The Department of Homeland Security’s Office of Inspector General (OIG), however, recently found that ICE failed to adequately oversee its local field offices to ensure they were issuing warnings and fines consistently. In 2008, before the shift in enforcement strategies, ICE provided guidance to its field offices to help them determine whether it was appropriate to issue a warning or a fine. Under the 2008 guidance, ICE could issue a warning where, with certain exceptions, future compliance was expected, whereas a fine was to be assessed in all cases where the totality of the circumstances demonstrated that the employer had not acted in good faith.
But, according to the OIG report, at least two field offices–Miami and Los Angeles–established their own internal practices for determining when it was appropriate to issue a warning or assess a fine. In Miami, inspectors considered the character of the owners and the impact of the fine on the business’ viability. In Los Angeles, inspectors issued warnings if the potential fine amount was less than $10,000. Inspections by those field offices led to fines in only 7% of cases, far below the average in other field offices, which led the OIG to conclude ICE had not been effectively overseeing its field officer personnel.
ICE disagreed with the OIG’s conclusion. According to ICE, the variance in the percentage of cases resulting in a warning or fine are not attributable to lack of oversight. Instead, ICE takes the position that local mission priorities and local socio-economic conditions are the reason for the variance in the penalty imposed for I-9 violations.

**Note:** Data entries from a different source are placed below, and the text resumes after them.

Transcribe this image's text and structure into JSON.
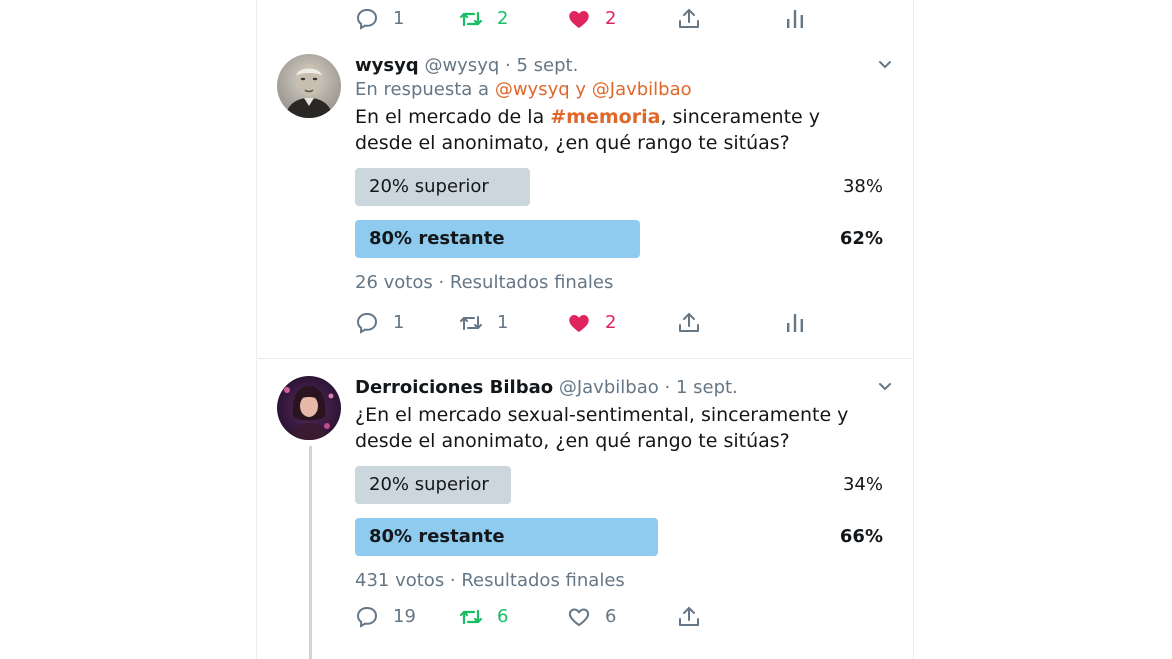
{
  "top_tweet": {
    "actions": {
      "replies": "1",
      "retweets": "2",
      "likes": "2"
    }
  },
  "tweet1": {
    "name": "wysyq",
    "handle": "@wysyq",
    "separator": "·",
    "date": "5 sept.",
    "reply_prefix": "En respuesta a",
    "reply_targets": "@wysyq y @Javbilbao",
    "text_before": "En el mercado de la ",
    "hashtag": "#memoria",
    "text_after": ", sinceramente y desde el anonimato, ¿en qué rango te sitúas?",
    "poll": {
      "options": [
        {
          "label": "20% superior",
          "percent": "38%",
          "fraction": 0.38
        },
        {
          "label": "80% restante",
          "percent": "62%",
          "fraction": 0.62
        }
      ],
      "meta": "26 votos · Resultados finales"
    },
    "actions": {
      "replies": "1",
      "retweets": "1",
      "likes": "2"
    }
  },
  "tweet2": {
    "name": "Derroiciones Bilbao",
    "handle": "@Javbilbao",
    "separator": "·",
    "date": "1 sept.",
    "text": "¿En el mercado sexual-sentimental, sinceramente y desde el anonimato, ¿en qué rango te sitúas?",
    "poll": {
      "options": [
        {
          "label": "20% superior",
          "percent": "34%",
          "fraction": 0.34
        },
        {
          "label": "80% restante",
          "percent": "66%",
          "fraction": 0.66
        }
      ],
      "meta": "431 votos · Resultados finales"
    },
    "actions": {
      "replies": "19",
      "retweets": "6",
      "likes": "6"
    }
  },
  "colors": {
    "accent": "#e0672a",
    "retweet": "#17bf63",
    "like": "#e0245e",
    "muted": "#657786",
    "poll_winner": "#8ecbef",
    "poll_loser": "#ccd6dd"
  },
  "icons": [
    "reply-icon",
    "retweet-icon",
    "like-icon",
    "share-icon",
    "stats-icon",
    "chevron-down-icon"
  ]
}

Currently, employers face significant uncertainty when it comes to I-9 compliance. Is the employer in an industry that might increase the chances of being audited? If so, is the employer located in an area where the local ICE field office uses additional criteria that may reduce the likelihood of a fine? And if not, how willing is the local field office to negotiate down any fines? These are all significant questions given ICE’s increased targeting of employers as part of its worksite enforcement strategy. Remember, each and every I-9 violation can carry a penalty of $110 to $1,100 per form. Of course, the easiest way for employers to avoid all of this uncertainty is to make sure they are complying with their I-9 obligations—before they get audited. Ensuring that your HR team is properly trained; having a response plan in place before ICE shows up; and conducting an internal audit are all factors that can make a difference in reducing potential penalties.